- Born: 14 July 1964 (age 62) Coventry, United Kingdom
- Education: University of Sussex
- Occupations: Journalist, novelist
- Writing career
- Pen name: M.D. Lachlan
- Language: English
- Period: late 1990s–present
- Genres: Fantasy, nonfiction, journalism
- Notable works: Girlfriend 44 Lucky Dog The Wolfsangel Series

= Mark Barrowcliffe =

British author and journalist

Mark Barrowcliffe (born 14 July 1964), also known as M.D. Lachlan and Mark Alder, is an English writer.

== Career ==
Barrowcliffe wrote under the pseudonym "M.D. Lachlan" for the Wolfsangel series, which began with Wolfsangel in 2010 and continued to Lord of Slaughter in 2012. A fourth novel in the series, "Valkyrie's Song", is in progress. He was drawn to fantasy after penning The Elfish Gene.

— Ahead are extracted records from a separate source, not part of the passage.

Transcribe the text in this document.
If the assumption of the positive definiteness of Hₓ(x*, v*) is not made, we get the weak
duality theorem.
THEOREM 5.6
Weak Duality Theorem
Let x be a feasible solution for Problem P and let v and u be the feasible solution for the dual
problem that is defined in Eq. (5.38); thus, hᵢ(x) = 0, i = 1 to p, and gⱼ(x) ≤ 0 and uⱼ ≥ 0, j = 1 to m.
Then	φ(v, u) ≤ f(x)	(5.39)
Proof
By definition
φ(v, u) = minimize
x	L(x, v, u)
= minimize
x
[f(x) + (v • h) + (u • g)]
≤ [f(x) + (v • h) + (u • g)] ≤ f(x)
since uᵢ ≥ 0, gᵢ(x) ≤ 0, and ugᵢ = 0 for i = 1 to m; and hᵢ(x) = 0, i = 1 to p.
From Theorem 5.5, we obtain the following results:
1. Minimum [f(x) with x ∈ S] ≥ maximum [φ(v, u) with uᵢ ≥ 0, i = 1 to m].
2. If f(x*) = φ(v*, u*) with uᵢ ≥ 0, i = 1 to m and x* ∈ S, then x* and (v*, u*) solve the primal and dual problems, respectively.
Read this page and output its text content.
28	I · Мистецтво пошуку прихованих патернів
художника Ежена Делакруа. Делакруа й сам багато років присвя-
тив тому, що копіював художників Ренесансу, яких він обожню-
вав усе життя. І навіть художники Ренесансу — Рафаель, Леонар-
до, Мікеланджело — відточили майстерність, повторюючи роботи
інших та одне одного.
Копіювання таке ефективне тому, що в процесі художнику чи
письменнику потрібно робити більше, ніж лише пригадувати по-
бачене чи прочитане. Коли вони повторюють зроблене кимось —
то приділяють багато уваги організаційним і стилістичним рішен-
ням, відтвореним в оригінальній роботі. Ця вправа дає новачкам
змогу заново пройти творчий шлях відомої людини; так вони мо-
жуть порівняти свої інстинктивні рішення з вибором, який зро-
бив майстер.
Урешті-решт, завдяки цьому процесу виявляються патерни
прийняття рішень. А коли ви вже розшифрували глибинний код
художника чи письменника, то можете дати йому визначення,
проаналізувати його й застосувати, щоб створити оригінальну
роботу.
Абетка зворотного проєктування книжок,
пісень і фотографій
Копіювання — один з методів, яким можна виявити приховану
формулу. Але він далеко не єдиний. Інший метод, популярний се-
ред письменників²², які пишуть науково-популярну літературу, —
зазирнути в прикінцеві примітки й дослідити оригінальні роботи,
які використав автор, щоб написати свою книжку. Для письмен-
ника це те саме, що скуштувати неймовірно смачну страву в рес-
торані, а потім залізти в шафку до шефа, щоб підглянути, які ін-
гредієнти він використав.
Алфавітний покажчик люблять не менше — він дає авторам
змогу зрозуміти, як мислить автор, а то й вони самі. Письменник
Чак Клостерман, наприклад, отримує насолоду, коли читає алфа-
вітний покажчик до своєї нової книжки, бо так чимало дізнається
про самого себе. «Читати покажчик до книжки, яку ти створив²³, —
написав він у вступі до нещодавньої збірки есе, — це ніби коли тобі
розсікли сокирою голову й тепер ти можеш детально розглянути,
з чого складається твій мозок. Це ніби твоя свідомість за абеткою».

In 2013, Barrowcliffe began a new series, 'The Banners of Blood', under another pseudonym "Mark Alder", with the first book titled Son of the Morning.

== Early life ==
He was born in Coventry and studied at the University of Sussex. After graduating, Barrowcliffe worked as a journalist before penning his first novel, Girlfriend 44. He then made a name for himself writing "lad lit". He currently lives and writes in Brighton, East Sussex, and South Cambridgeshire with his son, James, and daughter, Tabitha.

Barrowcliffe felt that, as he was growing up, he kept his distance from girls and "cool kids", and he turned his attention to the role-playing game Dungeons & Dragons. His experiences as a child are detailed in his memoir, The Elfish Gene.

== Bibliography ==

=== The Wolfsangel series ===
- Wolfsangel (2010, as M.D. Lachlan)
- Fenrir (2011, as M.D. Lachlan)
- Lord of Slaughter (2012, as M.D. Lachlan)
- Valkyrie's Song (2015, as M.D. Lachlan)
- The Night Lies Bleeding (2018, as M.D. Lachlan)

=== The Banners of Blood series ===
- Son of the Morning (2014, as Mark Alder)
- Son of the Night (2017, as Mark Alder)

=== Stand-alone works ===
- Girlfriend 44 (2000)
- Infidelity for First-Time Fathers (2002)
- Lucky Dog (2004)
- The Elfish Gene (2007)
- Mr. Wrong (2008)
- Celestial (2022, as M.D. Lachlan)

== Adaptations of his works ==
Ron Howard has secured the film rights for Barrowcliffe's novel Girlfriend 44, and Infidelity for First-Time Fathers is in development with 2929 Entertainment.